Подслушала прелюбопытный разговор в районе где-то между Кранахом и неизвестным голландским мастером - об информации в современном мире. Рост информации растет, человек к нему не приспособлен, что должно повлечь за собой антропологические, физиологические изменения в человеке. Мысль не новая, но было мила их забота, ведь, как выяснилось, они оба писатели, а зачем писать, если информация все равно не потребляется за ее избытком.
А потом как раз дочитывала книжечку по Антее на том же самом правом кресле второго этажа музея личных коллекций. Смотрительницы были на этот раз другие, но не менее оригинальные. Одна пообсуждала со мной именно Антею, заметив книжку в моих руках. Ей она тоже очень понравилась, особенно ее лицо и волосы. До Манежа я дошла, не миновав книжного развала у Ленинки, обогатившего мою библиотеку на подборку статей Цветаевой "О теории искусства".
На открытие юбилейной выставки Андрияки собралось множество, а точнее тьма. Работ несметное множество, все красивые, но такие скучные. Никак не могу понять, почему я его не люблю с такой нетипичной для меня агрессивностью. А ведь правда не люблю. Слушать Лужкова было забавно, а какой-то из депутатов порадовал манерой своей риторики, читая слова чуть ли не по слогам, очевидно полагая, что так вероятнее достучится до масс. Пробыла полчаса и сразу в театр.

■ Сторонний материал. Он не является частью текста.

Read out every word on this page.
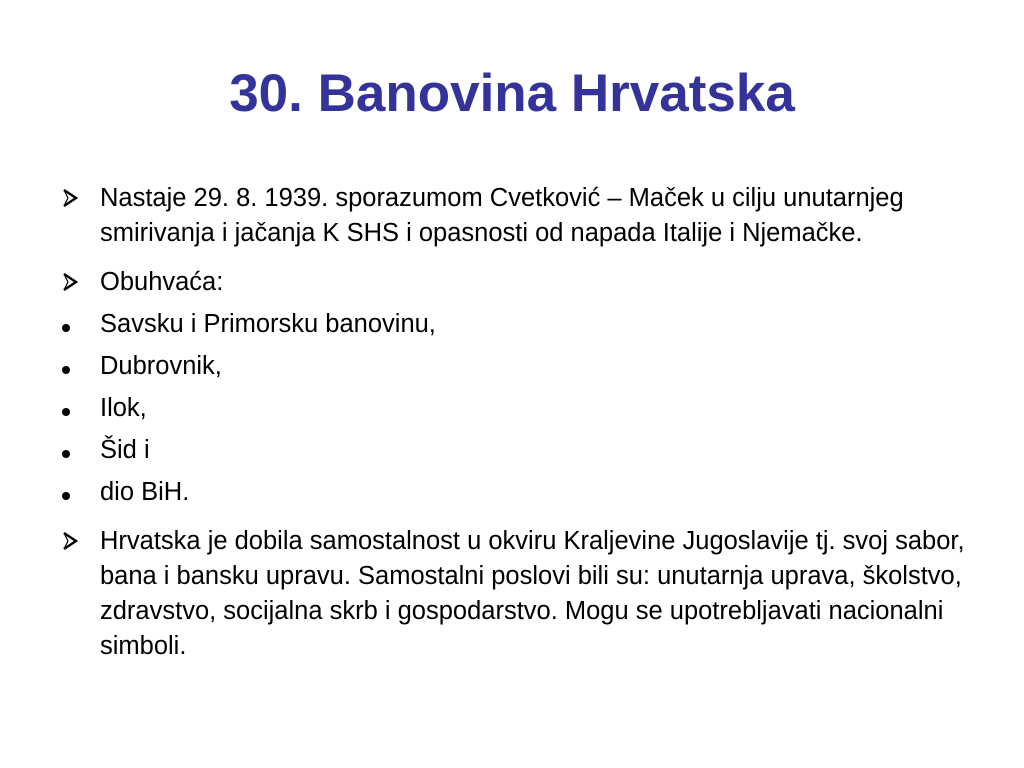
30. Banovina Hrvatska
Nastaje 29. 8. 1939. sporazumom Cvetković – Maček u cilju unutarnjeg smirivanja i jačanja K SHS i opasnosti od napada Italije i Njemačke.
Obuhvaća:
Savsku i Primorsku banovinu,
Dubrovnik,
Ilok,
Šid i
dio BiH.
Hrvatska je dobila samostalnost u okviru Kraljevine Jugoslavije tj. svoj sabor, bana i bansku upravu. Samostalni poslovi bili su: unutarnja uprava, školstvo, zdravstvo, socijalna skrb i gospodarstvo. Mogu se upotrebljavati nacionalni simboli.
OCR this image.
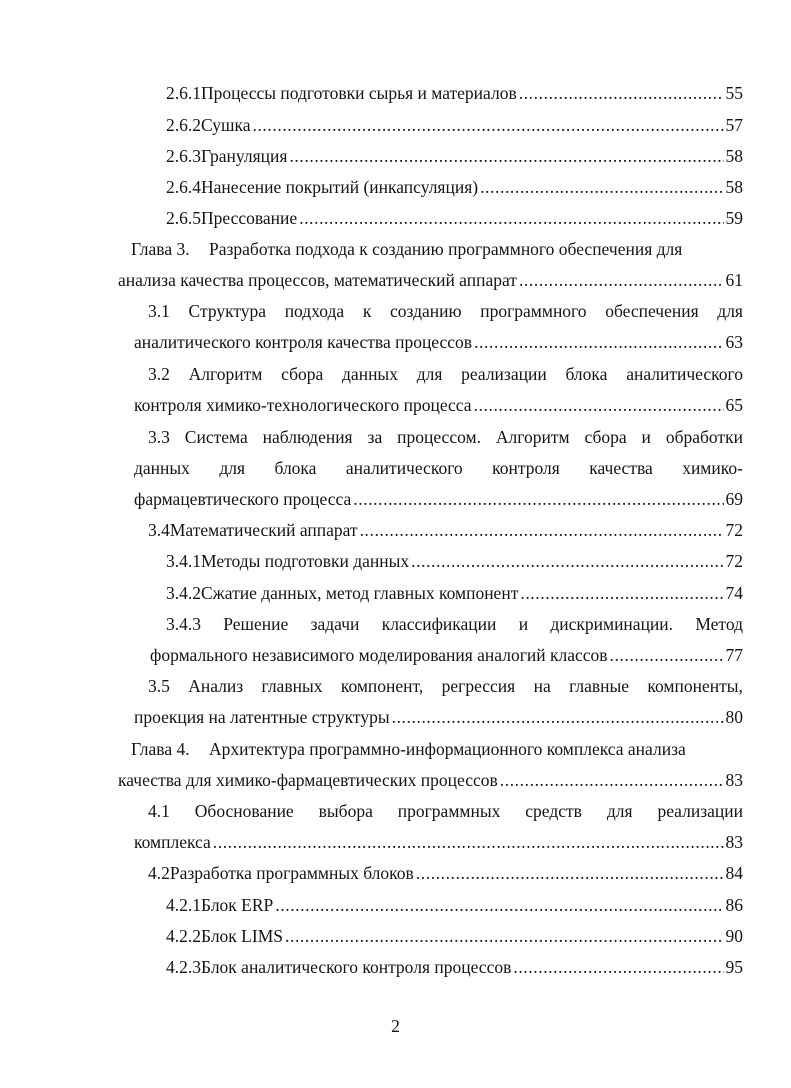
2.6.1 Процессы подготовки сырья и материалов .....	55
2.6.2 Сушка .....	57
2.6.3 Грануляция .....	58
2.6.4 Нанесение покрытий (инкапсуляция) .....	58
2.6.5 Прессование .....	59
Глава 3.	Разработка подхода к созданию программного обеспечения для
анализа качества процессов, математический аппарат .....	61
3.1 Структура подхода к созданию программного обеспечения для
аналитического контроля качества процессов .....	63
3.2 Алгоритм сбора данных для реализации блока аналитического
контроля химико-технологического процесса .....	65
3.3 Система наблюдения за процессом. Алгоритм сбора и обработки
данных для блока аналитического контроля качества химико-
фармацевтического процесса .....	69
3.4 Математический аппарат .....	72
3.4.1 Методы подготовки данных .....	72
3.4.2 Сжатие данных, метод главных компонент .....	74
3.4.3 Решение задачи классификации и дискриминации. Метод
формального независимого моделирования аналогий классов .....	77
3.5 Анализ главных компонент, регрессия на главные компоненты,
проекция на латентные структуры .....	80
Глава 4.	Архитектура программно-информационного комплекса анализа
качества для химико-фармацевтических процессов .....	83
4.1 Обоснование выбора программных средств для реализации
комплекса .....	83
4.2 Разработка программных блоков .....	84
4.2.1 Блок ERP .....	86
4.2.2 Блок LIMS .....	90
4.2.3 Блок аналитического контроля процессов .....	95
2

Почему многие так удивляются, когда я говорю, что "На дне" одно из моих любимейших, настольных произведений? Люблю, до сих пор до конца не понимаю, каждый раз открываю что-то новое в характере каждого из ночлежников. Играли очень хорошо и оригинально: понравилась и хореография, и использование музыки, и белые одежды, и собственно игра, особенно актера. Я была в таком восторге, что последняя выходила из зала и впервые встала, хлопая, когда актеры выходили на поклон. Трясло порядочно, извечный вопрос правды-лжи навязчиво вставал передо мной, как всегда не находя однозначного решения. В голове крутились особенно две мысли одна Сатина, другая Луки: надоели мне все слова и во что веришь, то и есть. Придя домой, положила истрепанный томик с "На дне" в коробку для деревенского чтения. Спасибо большое театру за лучшее представлений, на мой взгляд.